I thought about Shola when “protests” took place across centres hosting asylum-seekers across Dublin tonight.
There is no doubt that Ireland has a housing crisis. Rents are now so extortionate that many, many people are only a month or two away from being on the streets. A reluctance to build public housing has been Government policy for two or three decades, since Thatcherism took a hold on this side of the Irish Sea.
There is no doubt Ireland has a public healthcare crisis — I watched my own late father spend 48 hours on a trolley in the University Hospital Galway (UHG) Emergency Department long before the first Ukrainian refugee set foot in Ireland.
But screaming “House the Irish, not the world!” outside unsuitable accommodation centres has involved the targeting of children, who were upset on cold January nights to hear those repetitive “Get them out” chants outside their doors.

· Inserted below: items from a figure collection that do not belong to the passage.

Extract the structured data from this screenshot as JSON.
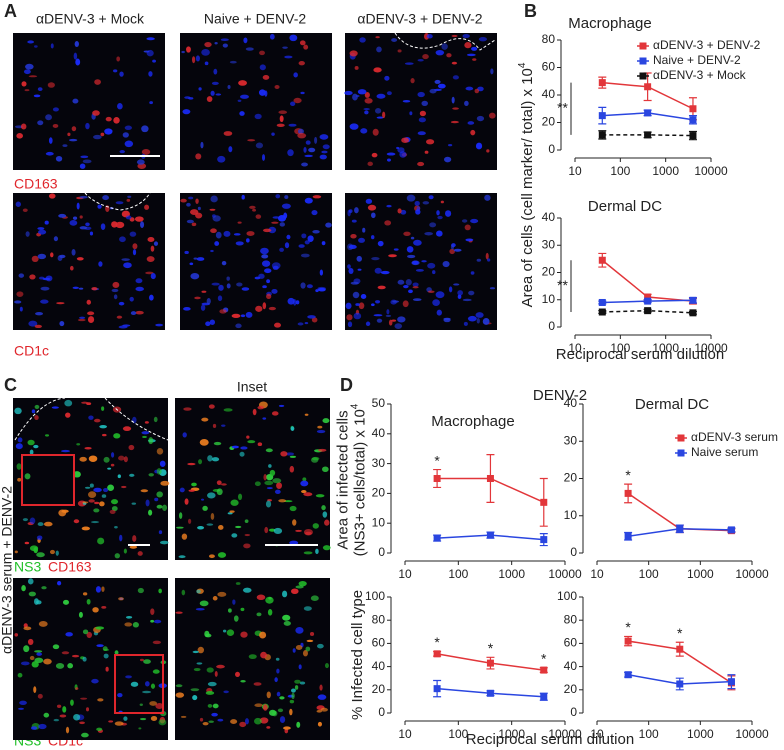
{
  "figure": {
    "panel_labels": [
      "A",
      "B",
      "C",
      "D"
    ],
    "a": {
      "columns": [
        "αDENV-3 + Mock",
        "Naive + DENV-2",
        "αDENV-3 + DENV-2"
      ],
      "rows": [
        "CD163",
        "CD1c"
      ]
    },
    "b": {
      "x_label": "Reciprocal serum dilution"
    },
    "c": {
      "inset": "Inset",
      "side_label": "αDENV-3 serum + DENV-2",
      "rows": [
        [
          "NS3",
          "CD163"
        ],
        [
          "NS3",
          "CD1c"
        ]
      ]
    },
    "d": {
      "title": "DENV-2",
      "x_label": "Reciprocal serum dilution"
    }
  },
  "chart_data": [
    {
      "type": "line",
      "title": "Macrophage",
      "log_x": true,
      "y_label": "Area of cells (cell marker/ total) x 10",
      "y_label_exp": "4",
      "x": [
        40,
        400,
        4000
      ],
      "xlim": [
        10,
        10000
      ],
      "xticks": [
        10,
        100,
        1000,
        10000
      ],
      "ylim": [
        0,
        80
      ],
      "yticks": [
        0,
        20,
        40,
        60,
        80
      ],
      "series": [
        {
          "name": "αDENV-3 + DENV-2",
          "color": "#e2363a",
          "values": [
            49,
            46,
            30
          ],
          "errors": [
            4,
            10,
            8
          ]
        },
        {
          "name": "Naive + DENV-2",
          "color": "#2a46e0",
          "values": [
            25,
            27,
            22
          ],
          "errors": [
            6,
            2,
            3
          ]
        },
        {
          "name": "αDENV-3 + Mock",
          "color": "#111111",
          "dashed": true,
          "values": [
            11,
            11,
            10.5
          ],
          "errors": [
            3,
            2,
            3
          ]
        }
      ],
      "annotations": [
        {
          "text": "**",
          "x": 40
        }
      ]
    },
    {
      "type": "line",
      "title": "Dermal DC",
      "log_x": true,
      "x": [
        40,
        400,
        4000
      ],
      "xlim": [
        10,
        10000
      ],
      "xticks": [
        10,
        100,
        1000,
        10000
      ],
      "ylim": [
        0,
        40
      ],
      "yticks": [
        0,
        10,
        20,
        30,
        40
      ],
      "series": [
        {
          "color": "#e2363a",
          "values": [
            24.5,
            11,
            9.5
          ],
          "errors": [
            2.5,
            1,
            1
          ]
        },
        {
          "color": "#2a46e0",
          "values": [
            9,
            9.5,
            9.8
          ],
          "errors": [
            0.5,
            0.5,
            1
          ]
        },
        {
          "color": "#111111",
          "dashed": true,
          "values": [
            5.5,
            6,
            5.2
          ],
          "errors": [
            0.5,
            0.5,
            0.5
          ]
        }
      ],
      "annotations": [
        {
          "text": "**",
          "x": 40
        }
      ]
    },
    {
      "type": "line",
      "title": "Macrophage",
      "log_x": true,
      "y_label": [
        "Area of infected cells",
        "(NS3+ cells/total) x 10"
      ],
      "y_label_exp": "4",
      "x": [
        40,
        400,
        4000
      ],
      "xlim": [
        10,
        10000
      ],
      "xticks": [
        10,
        100,
        1000,
        10000
      ],
      "ylim": [
        0,
        50
      ],
      "yticks": [
        0,
        10,
        20,
        30,
        40,
        50
      ],
      "series": [
        {
          "color": "#e2363a",
          "values": [
            25,
            25,
            17
          ],
          "errors": [
            3,
            8,
            8
          ]
        },
        {
          "color": "#2a46e0",
          "values": [
            5,
            6,
            4.5
          ],
          "errors": [
            1,
            1,
            2
          ]
        }
      ],
      "annotations": [
        {
          "text": "*",
          "x": 40
        }
      ]
    },
    {
      "type": "line",
      "title": "Dermal DC",
      "log_x": true,
      "x": [
        40,
        400,
        4000
      ],
      "xlim": [
        10,
        10000
      ],
      "xticks": [
        10,
        100,
        1000,
        10000
      ],
      "ylim": [
        0,
        40
      ],
      "yticks": [
        0,
        10,
        20,
        30,
        40
      ],
      "series": [
        {
          "name": "αDENV-3 serum",
          "color": "#e2363a",
          "values": [
            16,
            6.5,
            6
          ],
          "errors": [
            2.5,
            1,
            0.5
          ]
        },
        {
          "name": "Naive serum",
          "color": "#2a46e0",
          "values": [
            4.5,
            6.5,
            6.2
          ],
          "errors": [
            1,
            1,
            0.5
          ]
        }
      ],
      "annotations": [
        {
          "text": "*",
          "x": 40
        }
      ]
    },
    {
      "type": "line",
      "log_x": true,
      "y_label": "% Infected cell type",
      "x": [
        40,
        400,
        4000
      ],
      "xlim": [
        10,
        10000
      ],
      "xticks": [
        10,
        100,
        1000,
        10000
      ],
      "ylim": [
        0,
        100
      ],
      "yticks": [
        0,
        20,
        40,
        60,
        80,
        100
      ],
      "series": [
        {
          "color": "#e2363a",
          "values": [
            51,
            43,
            37
          ],
          "errors": [
            2,
            5,
            2
          ]
        },
        {
          "color": "#2a46e0",
          "values": [
            21,
            17,
            14
          ],
          "errors": [
            7,
            2,
            3
          ]
        }
      ],
      "annotations": [
        {
          "text": "*",
          "x": 40
        },
        {
          "text": "*",
          "x": 400
        },
        {
          "text": "*",
          "x": 4000
        }
      ]
    },
    {
      "type": "line",
      "log_x": true,
      "x": [
        40,
        400,
        4000
      ],
      "xlim": [
        10,
        10000
      ],
      "xticks": [
        10,
        100,
        1000,
        10000
      ],
      "ylim": [
        0,
        100
      ],
      "yticks": [
        0,
        20,
        40,
        60,
        80,
        100
      ],
      "series": [
        {
          "color": "#e2363a",
          "values": [
            62,
            55,
            26
          ],
          "errors": [
            4,
            6,
            6
          ]
        },
        {
          "color": "#2a46e0",
          "values": [
            33,
            25,
            27
          ],
          "errors": [
            2,
            5,
            6
          ]
        }
      ],
      "annotations": [
        {
          "text": "*",
          "x": 40
        },
        {
          "text": "*",
          "x": 400
        }
      ]
    }
  ]
}
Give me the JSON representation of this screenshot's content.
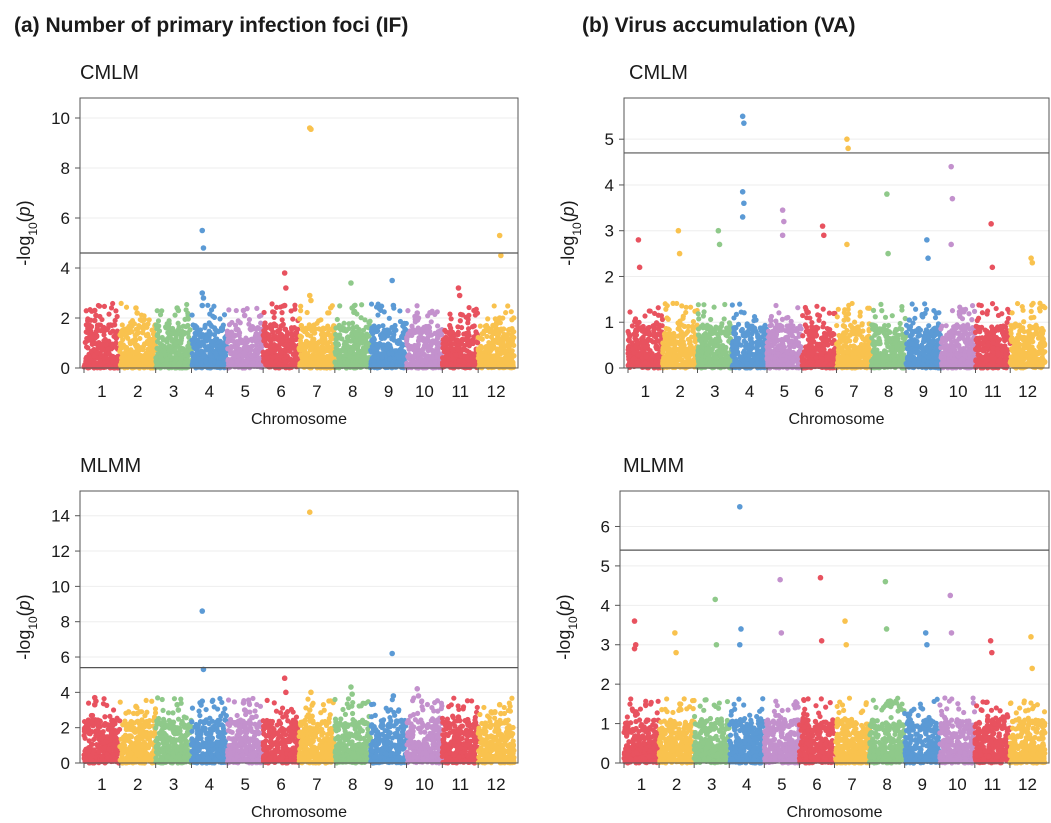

Activists from far-right parties such as the Irish National Party and Irish Freedom Party have been travelling to and addressing rallies up and down the country, capitalising on people’s frustrations and stoking their fears.
The Irish, of all people in Europe, know what it’s like to make long journeys in search of better lives and to be confronted by racism and discrimination when they get to the other side.
The same two right wing parties, Fine Gael and Fianna Fáil, have been in power in this state since its foundation and inequality, and the crises in health care and housing, are direct consequences of their policies for decades.
It’s not the asylum-seeker child, looking out in tears as people chant “Out! Out! Out!” in Ballymun, who has caused the chronic overcrowding in our hospitals.
It’s not the asylum-seeker child staying in a Travelodge Hotel who has priced so many people out of finding a decent place to live at a decent price … or ever being able to afford a home.
And, as I discovered when I interviewed ‘Shola’ six years ago, it’s too easy to judge people — or to get angry at them — when you know nothing about their lives.
People have a right to protest, and to be angry, but perhaps it’s time to look up at those who caused this sorry mess instead of playing into the hands of far-right elements who never campaigned for decent housing or health care for Irish people at any point in their lives.